翌日はせっかくだから、ミハイルに連れられて城下町散策に行った。といっても「デート」と呼べるようなものではなく、あくまでも「どこに何の店があり、どの通りが危険か」という町案内レベルで終わったが。
そうして慌ただしい新婚三日間を終えると、エレンは魔法薬師として、ミハイルは騎士として出勤することになる。
「これから俺の生活スタイルは不規則になるし、屋敷に戻れる日も少なくなるだろう」
朝食の席でミハイルに言われ、エレンは頷いた。
エレンの仕事はともかく、いつ招集が掛かるか分からないミハイルの場合、王城まで馬で移動しなければならないこの屋敷よりも騎士団詰め所にある自室で寝泊まりする方が効率がいい。
「ええ、分かっているわ。でも、無理だけはしないでね」
「……」
「ミーシャ」
「……努力は、する」
どうにも言葉のキレが悪いので、エレンはやれやれと肩を落とした。
基本的にミハイルの戦闘スタイルはがむしゃらで、いわゆる命知らずな戦い方をするらしい、と教えてくれたのはフェドーシャだ。
(私の存在でミハイルが命を大切にするようになるとは思えないけれど……新婚直後で未亡人になるのは避けたいし)

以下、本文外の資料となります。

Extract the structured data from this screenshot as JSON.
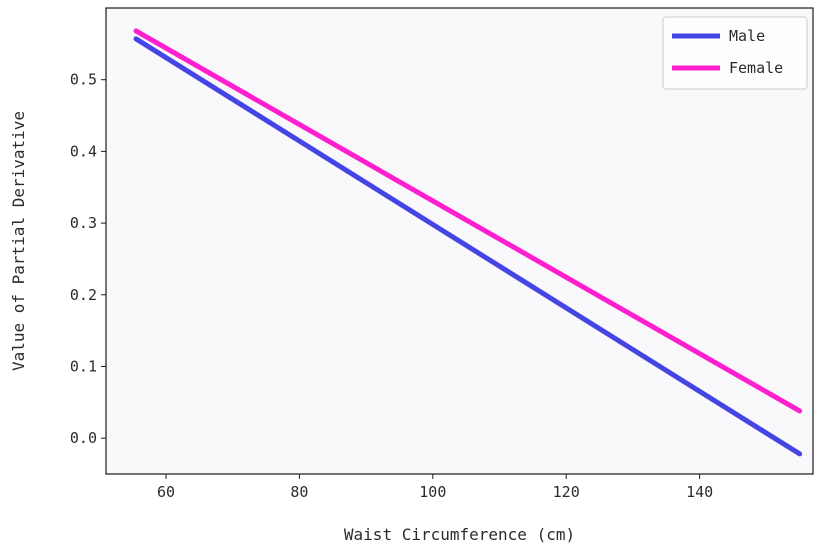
{
  "chart_data": {
    "type": "line",
    "title": "",
    "xlabel": "Waist Circumference (cm)",
    "ylabel": "Value of Partial Derivative",
    "xlim": [
      51,
      157
    ],
    "ylim": [
      -0.05,
      0.6
    ],
    "xticks": [
      60,
      80,
      100,
      120,
      140
    ],
    "xtick_labels": [
      "60",
      "80",
      "100",
      "120",
      "140"
    ],
    "yticks": [
      0.0,
      0.1,
      0.2,
      0.3,
      0.4,
      0.5
    ],
    "ytick_labels": [
      "0.0",
      "0.1",
      "0.2",
      "0.3",
      "0.4",
      "0.5"
    ],
    "grid": false,
    "legend_position": "top-right",
    "background_color": "#f9f8fa",
    "series": [
      {
        "name": "Male",
        "color": "#4545e6",
        "x": [
          55.5,
          155
        ],
        "y": [
          0.557,
          -0.022
        ]
      },
      {
        "name": "Female",
        "color": "#ff1fcf",
        "x": [
          55.5,
          155
        ],
        "y": [
          0.568,
          0.038
        ]
      }
    ]
  }
}
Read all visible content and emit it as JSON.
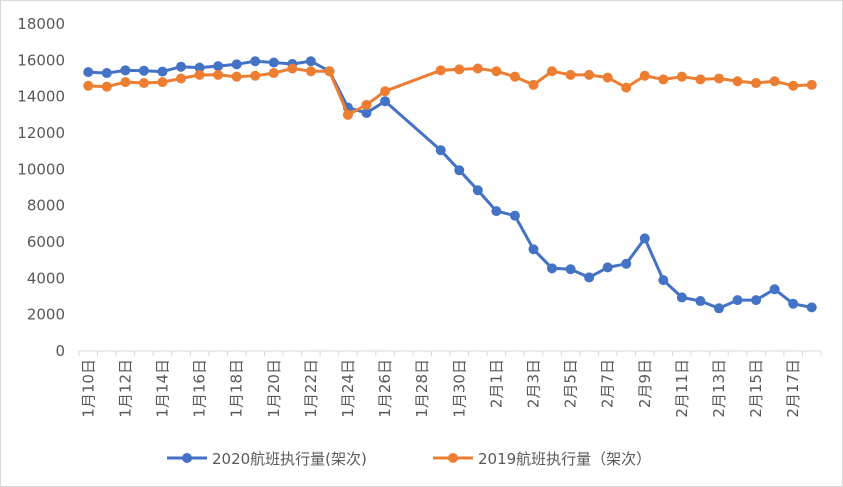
{
  "chart_data": {
    "type": "line",
    "title": "",
    "xlabel": "",
    "ylabel": "",
    "ylim": [
      0,
      18000
    ],
    "yticks": [
      0,
      2000,
      4000,
      6000,
      8000,
      10000,
      12000,
      14000,
      16000,
      18000
    ],
    "grid": false,
    "legend_position": "bottom",
    "categories": [
      "1月10日",
      "1月11日",
      "1月12日",
      "1月13日",
      "1月14日",
      "1月15日",
      "1月16日",
      "1月17日",
      "1月18日",
      "1月19日",
      "1月20日",
      "1月21日",
      "1月22日",
      "1月23日",
      "1月24日",
      "1月25日",
      "1月26日",
      "1月27日",
      "1月28日",
      "1月29日",
      "1月30日",
      "1月31日",
      "2月1日",
      "2月2日",
      "2月3日",
      "2月4日",
      "2月5日",
      "2月6日",
      "2月7日",
      "2月8日",
      "2月9日",
      "2月10日",
      "2月11日",
      "2月12日",
      "2月13日",
      "2月14日",
      "2月15日",
      "2月16日",
      "2月17日",
      "2月18日"
    ],
    "tick_labels": [
      "1月10日",
      "1月12日",
      "1月14日",
      "1月16日",
      "1月18日",
      "1月20日",
      "1月22日",
      "1月24日",
      "1月26日",
      "1月28日",
      "1月30日",
      "2月1日",
      "2月3日",
      "2月5日",
      "2月7日",
      "2月9日",
      "2月11日",
      "2月13日",
      "2月15日",
      "2月17日"
    ],
    "series": [
      {
        "name": "2020航班执行量(架次)",
        "color": "#4472C4",
        "values": [
          15350,
          15300,
          15450,
          15430,
          15380,
          15650,
          15600,
          15680,
          15780,
          15950,
          15880,
          15800,
          15950,
          15400,
          13400,
          13100,
          13750,
          null,
          null,
          11050,
          9950,
          8850,
          7700,
          7450,
          5600,
          4550,
          4500,
          4050,
          4600,
          4800,
          6200,
          3900,
          2950,
          2750,
          2350,
          2800,
          2800,
          3400,
          2600,
          2400
        ]
      },
      {
        "name": "2019航班执行量（架次）",
        "color": "#ED7D31",
        "values": [
          14600,
          14550,
          14800,
          14750,
          14800,
          15000,
          15200,
          15200,
          15100,
          15150,
          15300,
          15550,
          15400,
          15400,
          13000,
          13550,
          14300,
          null,
          null,
          15450,
          15500,
          15550,
          15400,
          15100,
          14650,
          15400,
          15200,
          15200,
          15050,
          14500,
          15150,
          14950,
          15100,
          14950,
          15000,
          14850,
          14750,
          14850,
          14600,
          14650
        ]
      }
    ]
  }
}
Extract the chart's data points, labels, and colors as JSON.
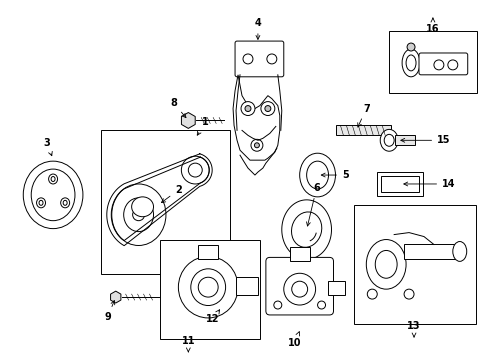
{
  "background_color": "#ffffff",
  "fig_width": 4.89,
  "fig_height": 3.6,
  "dpi": 100,
  "lw": 0.7
}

「まあ、それがあなたのやり方なのだから、仕方ないとは分かってるけど」
「……すまない」
「いいってば。……あ、でも私だってあなたに死んでほしくないんだから……疲れたときとかは遠慮なく、私を頼ってね」
ミハイルは「用もなくいきなり騎士団に来るな」とは言っていたがそれはつまり、ちゃんとした用事があればお邪魔しても構わないということだ。
ミハイルが怪訝そうな顔をしたので、エレンはナイフとフォークを置いてぽんっと手を打った。
「ほら、この前仮眠を取る前に薬を飲んだら、効果があったでしょう? ああいうのを宿舎に届けるのはどう?」
「……」
「そんな怖い顔をしないで。もし私の存在が鬱陶しいのなら、誰かに言付けるとかするから」
「……別に、鬱陶しいとは思わない。だが……おまえも仕事があるだろうし、俺のためにそこまでしなくていい」
「私がやりたくてやっているの。要らないのなら飲まずに捨ててくれればいいし」
「そんなもったいないことをするか。……分かった。おまえの薬に助けられているのは事実だし……疲れたときには、ありがたく頼らせてもらう」
むっとした様子のミハイルに言われ、エレンはにまにま笑った。
なんだかんだ言って、ミハイルは優しいし素直なところがある。三年前も、最初にエレンに突っかかったことをすぐに謝ってくれたし、その後も衝突することがあってもお互い謝ることができた。
(喧嘩友だち……っていうのかな? ちょっと違うかな?)
何にしても、エレンとしてはこの距離感がわりと心地よいと感じていた。